62

659 60 218
                                    

"Non, ini ada Den Faldo dateng," ucap Bibi setelah mengetuk pintu kamar Fani.

"Ya, Bi," sahut Fani pelan, tapi masih bisa terdengar sampai keluar kamar.

"Silahkan masuk, Den..... Non, saya tinggal ke bawah dulu," ucap Bibi. Lalu wanita paruh baya itu beranjak pergi.

Faldo membuka pintu kamar Fani lalu masuk diikuti Rara dan Al di belakangnya.

"Gimana keadaanmu hari ini? Masih mual gak?" tanya Faldo.

Fani yang tadinya memejamkan mata, sekarang membukanya karena mendengar suara Faldo. "Cuma tadi pa-.........." Ucapan gadis itu terhenti karena melihat sosok Rara di dekat Faldo. Tiba-tiba saja Fani menangis.

Faldo segera duduk di ranjang di dekat Fani, lalu merengkuh tubuh lemah itu ke pelukannya. Rara yang melihat kerapuhan gadis seceria Fani pun hanya bisa ikut meluruhkan air matanya.

Al mengelus pundak Rara lalu memberi isyarat agar Rara mendekat pada Fani. Rara pun mengangguk, kemudian melangkah mendekati Fani yang terisak di pelukan Faldo.

"Jangan nangis lagi ya. Udah cukup kamu nangis, sayang. Aku ada di sini juga..... kamu jangan sedih lagi ya," ucap Rara sambil mengusap air mata Fani.

"Aku udah kotor, Ra..... aku udah rusak..... aku udah gak punya harga diri lagi," isak pilu Fani.

"Sssttt..... kamu gak boleh ngomong gitu ya. Kamu itu gadis baik..... gadis sempurna..... sahabat terhebat..... sahabat terbaikku," ucap Rara.

"Aku ngerasa udah jadi cowok terbejat dan terbrengsek sedunia. Jangan nangis lagi ya..... Papi udah atur semuanya. Kamu bisa tenang sekarang..... jangan takut lagi ya," ucap Faldo.

"Aku malu buat ketemu Rara..... Aku ngerasa udah gak punya harga diri lagi," lirih Fani yang menyembunyikan wajahnya ke dada Faldo.

"Rara sayang sama kamu. Dia khawatir banget kamu sakit lagi kayak gini. Dia dateng buat semangatin kamu. Dia gak akan pernah ninggalin kamu," ucap Faldo sambil mengelus rambut Fani. "Ngobrol bentar sama dia ya?"

Cukup lama untuk Fani mau mengangguk. Faldo memberi isyarat pada Rara untuk mendekat. Setelah itu Faldo melepaskan pelukannya dan berdiri. Rara kemudian menggantikan posisi Faldo tadi. Fani pun segera memeluk sahabat baiknya itu.

"Maafin aku karna udah ngehindar dari kamu..... Aku malu, Ra," lirih Fani di sela tangisnya.

"Udah ya nangisnya. Mata kamu udah bengkak gini loh," bujuk Rara. Lalu dia pun mengusap air mata Fani. "Kasian ponakanku kalo Mamanya nangis terus gini."

"Kamu gak malu sahabat kamu hamil di luar nikah gini?" lirih Fani.

"Kamu gak sengaja nglakuin kesalahan karena dijebak orang. Kita harusnya masih bersyukur karna kamu nglakuin itu sama Faldo.

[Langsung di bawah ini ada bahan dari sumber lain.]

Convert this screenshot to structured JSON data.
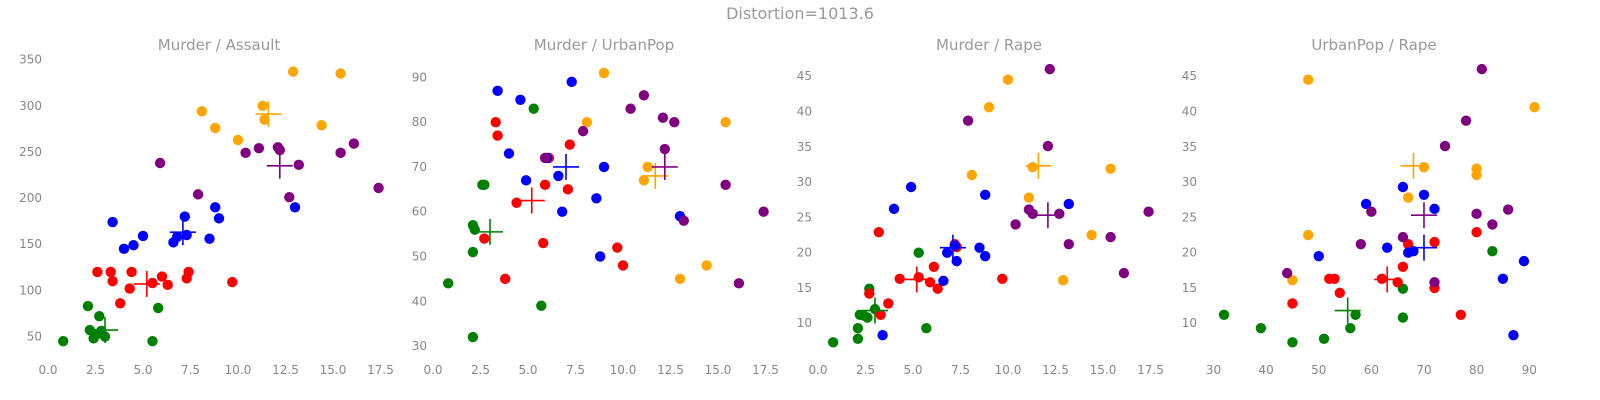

Dia pasti bakal terus di samping kamu, jagain kamu terus. Aku yakin, Faldo sama Papi bakal nglakuin yang terbaik buat kalian. Gak perlu sedih lagi..... apalagi nangis sampe mata bengkak gini. Semuanya udah terlanjur terjadi, gak ada gunanya di sesali. Sekarang waktunya buat kalian berdua mikirin ke depannya harus gimana," ucap Rara.

Faldo dan Al hanya diam memperhatikan dua gadis itu. Bagi mereka, sosok Rara adalah sosok gadis yang berpikiran luas dan dewasa. Dua cowok itu sama-sama mempunyai rasa sayang yang besar untuk Rara. Hanya dalam bentuk yang berbeda.

"Papi udah selesai urus surat-surat buat kita nikah. Akad nikah kita diadain sebelum ujian minggu depan," ucap Faldo.

"Syukurlah kalo semua udah siap. Berarti habis nikah, Fani tinggal sama Abang dong," ucap Rara.

"Gak, Ra. Aku belum siap kalo ada orang lain curiga kalo nantinya tau aku tinggal di rumah Faldo," sahut Fani.

"Fan, setelah nikah nanti, kamu udah jadi tanggung jawab aku, bukan lagi Papa dan Mama. Aku harus terus jagain kamu di kondisi kamu yang seperti sekarang," ucap Faldo.